Allied Heavy Bombers Over Germany and Their Escorts
Left: A B-17 Flying Fortress of the U.S. Eighth Air Force stationed at Bassingbourn, England. Unable to conduct ground operations on the European continent until Allied strength was sufficient for a full-scale invasion, British and American war planners based their grand strategy on a protracted campaign of aerial bombardment of Germany’s industrial sites and civilian areas in order to bring the Third Reich to its knees. Allied heavy bombers, combined with night-navigation and precision-bombing techniques, proved devastatingly effective. Of Germany’s 25 largest population centers (500,000 or more residents) Leipzig suffered the least (at 20 percent) and Bochum the most (83 percent). Hamburg was 75 percent destroyed; Mainz, Duesseldorf, Cologne, Hannover, and Mannheim suffered 60 percent or better; and a third of the Nazi capital, Berlin, lay in ruins at war’s end.
Right: Three RAF Avro Lancaster B.Is based at Waddington, Lincolnshire, fly above the clouds, September 29, 1942. Introduced into service in February 1942, 7,377 of these four-engine “Lancs” were built. They became the main heavy bomber used by the RAF as well as the most famous and successful of the war’s night bombers in contrast to the USAAF heavy bombers that were used mostly in daylight raids over Europe.

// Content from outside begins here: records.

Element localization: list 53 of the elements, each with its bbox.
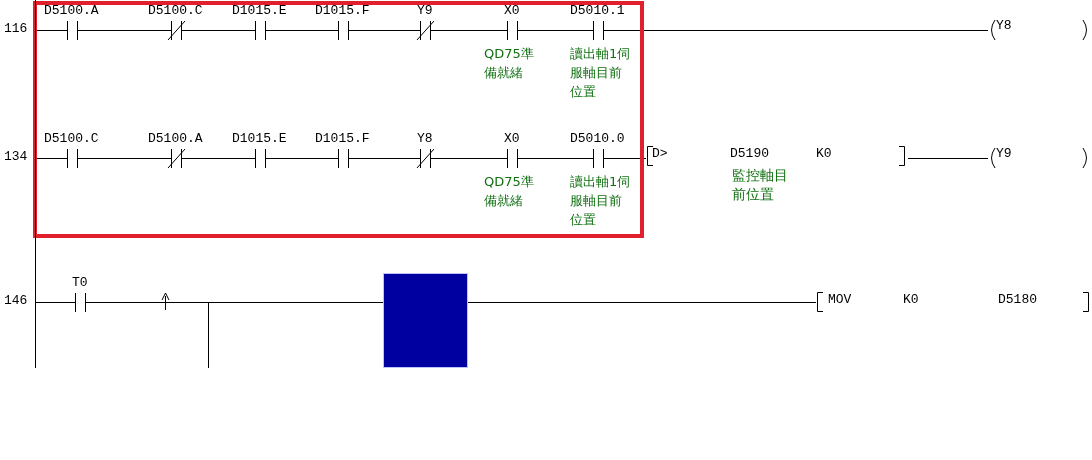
wire	[907, 158, 989, 159]
wire	[209, 30, 233, 31]
wire	[209, 158, 233, 159]
cursor-block	[383, 273, 468, 368]
wire	[458, 158, 485, 159]
wire	[376, 30, 398, 31]
wire	[113, 302, 384, 303]
wire	[458, 30, 485, 31]
operand-text: D>	[652, 147, 668, 161]
operand-text: K0	[816, 147, 832, 161]
device-label: D5010.0	[570, 132, 625, 146]
step-number: 116	[4, 22, 28, 36]
wire	[35, 158, 45, 159]
wire	[545, 158, 571, 159]
device-label: D5100.C	[148, 4, 203, 18]
wire	[293, 30, 316, 31]
step-number: 146	[4, 294, 28, 308]
wire	[293, 158, 316, 159]
device-label: D1015.E	[232, 132, 287, 146]
comment-text: QD75準備就緒	[484, 45, 535, 82]
wire	[35, 302, 53, 303]
operand-text: MOV	[828, 293, 852, 307]
comment-text: 監控軸目前位置	[732, 166, 789, 204]
wire	[105, 158, 149, 159]
wire	[631, 30, 989, 31]
device-label: D5100.A	[148, 132, 203, 146]
wire	[631, 158, 647, 159]
wire	[105, 30, 149, 31]
device-label: D1015.F	[315, 132, 370, 146]
wire	[545, 30, 571, 31]
device-label: D5100.A	[44, 4, 99, 18]
wire	[376, 158, 398, 159]
operand-text: K0	[903, 293, 919, 307]
coil-label: Y8	[996, 19, 1012, 33]
device-label: T0	[72, 276, 88, 290]
wire	[35, 30, 45, 31]
comment-text: 讀出軸1伺服軸目前位置	[570, 173, 632, 229]
operand-text: D5190	[730, 147, 769, 161]
coil-label: Y9	[996, 147, 1012, 161]
device-label: X0	[504, 132, 520, 146]
device-label: X0	[504, 4, 520, 18]
step-number: 134	[4, 150, 28, 164]
device-label: D5010.1	[570, 4, 625, 18]
highlight-frame	[33, 1, 644, 238]
device-label: Y9	[417, 4, 433, 18]
comment-text: 讀出軸1伺服軸目前位置	[570, 45, 632, 101]
operand-text: D5180	[998, 293, 1037, 307]
device-label: Y8	[417, 132, 433, 146]
comment-text: QD75準備就緒	[484, 173, 535, 210]
device-label: D5100.C	[44, 132, 99, 146]
device-label: D1015.F	[315, 4, 370, 18]
device-label: D1015.E	[232, 4, 287, 18]
wire	[467, 302, 817, 303]
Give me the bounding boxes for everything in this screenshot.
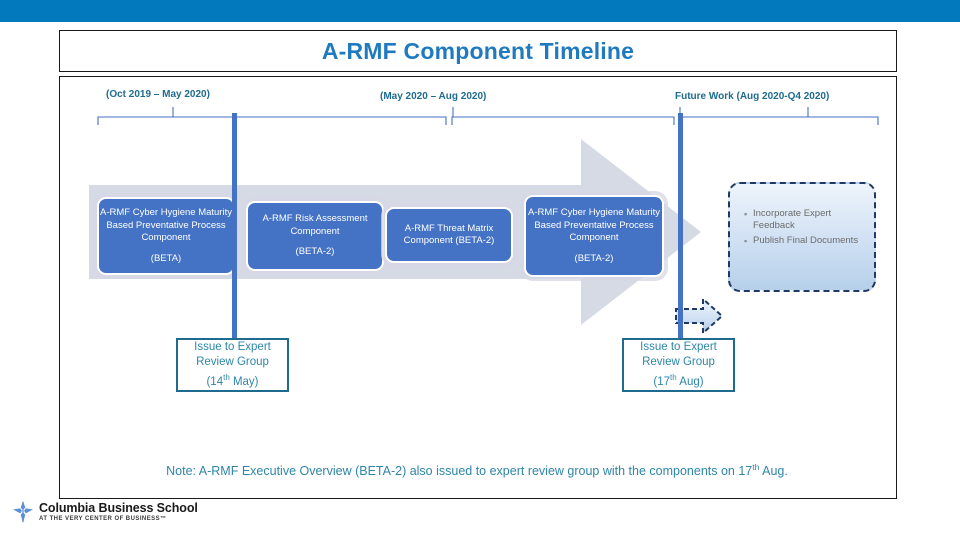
component-status: (BETA-2) [295,246,335,258]
footnote-text: Note: A-RMF Executive Overview (BETA-2) … [166,462,788,479]
component-status: (BETA) [150,252,182,264]
milestone-line-1: Issue to Expert [640,341,717,354]
phase-label-1: (Oct 2019 – May 2020) [106,89,210,100]
milestone-line-2: Review Group [196,356,269,369]
component-box-cyber-hygiene-beta[interactable]: A-RMF Cyber Hygiene Maturity Based Preve… [97,197,235,275]
list-item: ▪ Publish Final Documents [744,235,864,247]
component-name: A-RMF Cyber Hygiene Maturity Based Preve… [528,207,660,243]
milestone-line-1: Issue to Expert [194,341,271,354]
milestone-box-aug[interactable]: Issue to Expert Review Group (17th Aug) [622,338,735,392]
bullet-icon: ▪ [744,236,748,246]
milestone-line-2: Review Group [642,356,715,369]
milestone-connector-line-2 [678,113,683,344]
bullet-icon: ▪ [744,209,748,219]
title-frame: A-RMF Component Timeline [59,30,897,72]
phase-label-2: (May 2020 – Aug 2020) [380,91,487,102]
phase-label-3: Future Work (Aug 2020-Q4 2020) [675,91,830,102]
timeline-content-frame: (Oct 2019 – May 2020) (May 2020 – Aug 20… [59,76,897,499]
milestone-date: (14th May) [206,373,259,388]
milestone-date: (17th Aug) [653,373,704,388]
component-box-threat-matrix[interactable]: A-RMF Threat Matrix Component (BETA-2) [385,207,513,263]
component-box-risk-assessment[interactable]: A-RMF Risk Assessment Component (BETA-2) [246,201,384,271]
page-title: A-RMF Component Timeline [321,37,635,64]
future-work-label: Incorporate Expert Feedback [753,208,832,231]
future-work-box[interactable]: ▪ Incorporate Expert Feedback ▪ Publish … [728,182,876,292]
component-status: (BETA-2) [574,252,614,264]
milestone-box-may[interactable]: Issue to Expert Review Group (14th May) [176,338,289,392]
logo-tagline-text: AT THE VERY CENTER OF BUSINESS™ [39,516,167,522]
future-work-label: Publish Final Documents [753,235,859,246]
component-name: A-RMF Risk Assessment Component [262,213,368,237]
columbia-business-school-logo: Columbia Business School AT THE VERY CEN… [12,500,198,524]
milestone-connector-line-1 [232,113,237,344]
phase-brackets [97,107,879,125]
component-box-cyber-hygiene-beta2[interactable]: A-RMF Cyber Hygiene Maturity Based Preve… [524,195,664,277]
top-banner-bar [0,0,960,22]
component-name: A-RMF Cyber Hygiene Maturity Based Preve… [100,207,232,243]
columbia-crown-icon [13,501,33,523]
logo-name-text: Columbia Business School [39,501,198,515]
list-item: ▪ Incorporate Expert Feedback [744,208,864,232]
component-name: A-RMF Threat Matrix Component (BETA-2) [403,222,495,247]
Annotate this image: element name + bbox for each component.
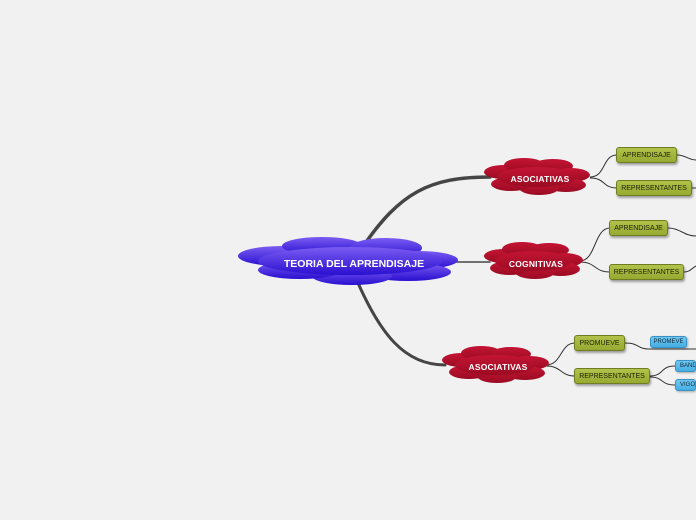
root-node-cloud[interactable] [238, 237, 458, 285]
branch-cloud-asociativas-top[interactable] [484, 158, 590, 195]
leaf-representantes-cognitivas[interactable]: REPRESENTANTES [609, 264, 684, 280]
connector-rep-bandura [649, 365, 676, 377]
connector-root-asociativas-bottom [353, 274, 447, 367]
connector-promueve-promeve [624, 342, 696, 350]
connector-b3-promueve [545, 342, 576, 366]
connector-b2-representantes [579, 261, 611, 273]
connector-b2-aprendisaje [579, 227, 611, 262]
branch-cloud-cognitivas[interactable] [484, 242, 583, 279]
connector-b1-aprendisaje [589, 154, 618, 178]
connector-b3-representantes [545, 365, 576, 377]
leaf-connectors [545, 154, 696, 386]
leaf-representantes-asociativas-bottom[interactable]: REPRESENTANTES [574, 368, 650, 384]
connector-b1-aprendisaje-out [676, 154, 696, 161]
connector-b1-representantes [589, 177, 618, 189]
leaf-aprendisaje-cognitivas[interactable]: APRENDISAJE [609, 220, 668, 236]
leaf-bandura[interactable]: BANDURA [675, 360, 696, 372]
leaf-representantes-asociativas[interactable]: REPRESENTANTES [616, 180, 692, 196]
leaf-vigotsky[interactable]: VIGOTSKY [675, 379, 696, 391]
connector-rep-vigotsky [649, 376, 676, 386]
leaf-aprendisaje-asociativas[interactable]: APRENDISAJE [616, 147, 677, 163]
leaf-promeve[interactable]: PROMEVE [650, 336, 687, 348]
connector-b2-representantes-out [683, 265, 696, 273]
connector-b2-aprendisaje-out [667, 227, 696, 237]
branch-cloud-asociativas-bottom[interactable] [442, 346, 549, 383]
leaf-promueve[interactable]: PROMUEVE [574, 335, 625, 351]
connector-root-asociativas-top [360, 175, 492, 250]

Left: First flown on May 6, 1941, 15,660 of these Republic P‑47 Thunderbolt air combat, ground attack, and bomber escorts were built. Rugged and armed with eight .50 caliber machine guns, these jug-shaped fighters were powered by a Pratt & Whitney R‑2800 radial engine for a maximum speed of 433 mph at 30,000 ft. They were a good match for the Luftwaffe’s Messerschmitt Bf 109s and Focke-Wulf Fw 190s. But even outfitted with extra fuel in belly tanks, P‑47s in their escort role could only accompany Allied heavy bombers from England to the German border before they were forced to turn back for home.
Right: North American P‑51 Mustangs were used in air combat, ground attacks, precision bombing, and long-range bomber escort service. Over 15,000 P‑51s in 12 major production variants were built. The P‑51 entered service at the end of 1943. Equipped with a Rolls-Royce Merlin V engine that could propel it at 441 mph at 29,000 ft, the P‑51 and the Lockheed P‑38 Lightning virtually swept the Luftwaffe from the sky in time for June 1944’s Normandy landings. In this photo the P‑51 is wearing its Normandy invasion stripes. P‑51s destroyed 4,950 enemy aircraft in the air, more than any other fighter in Europe.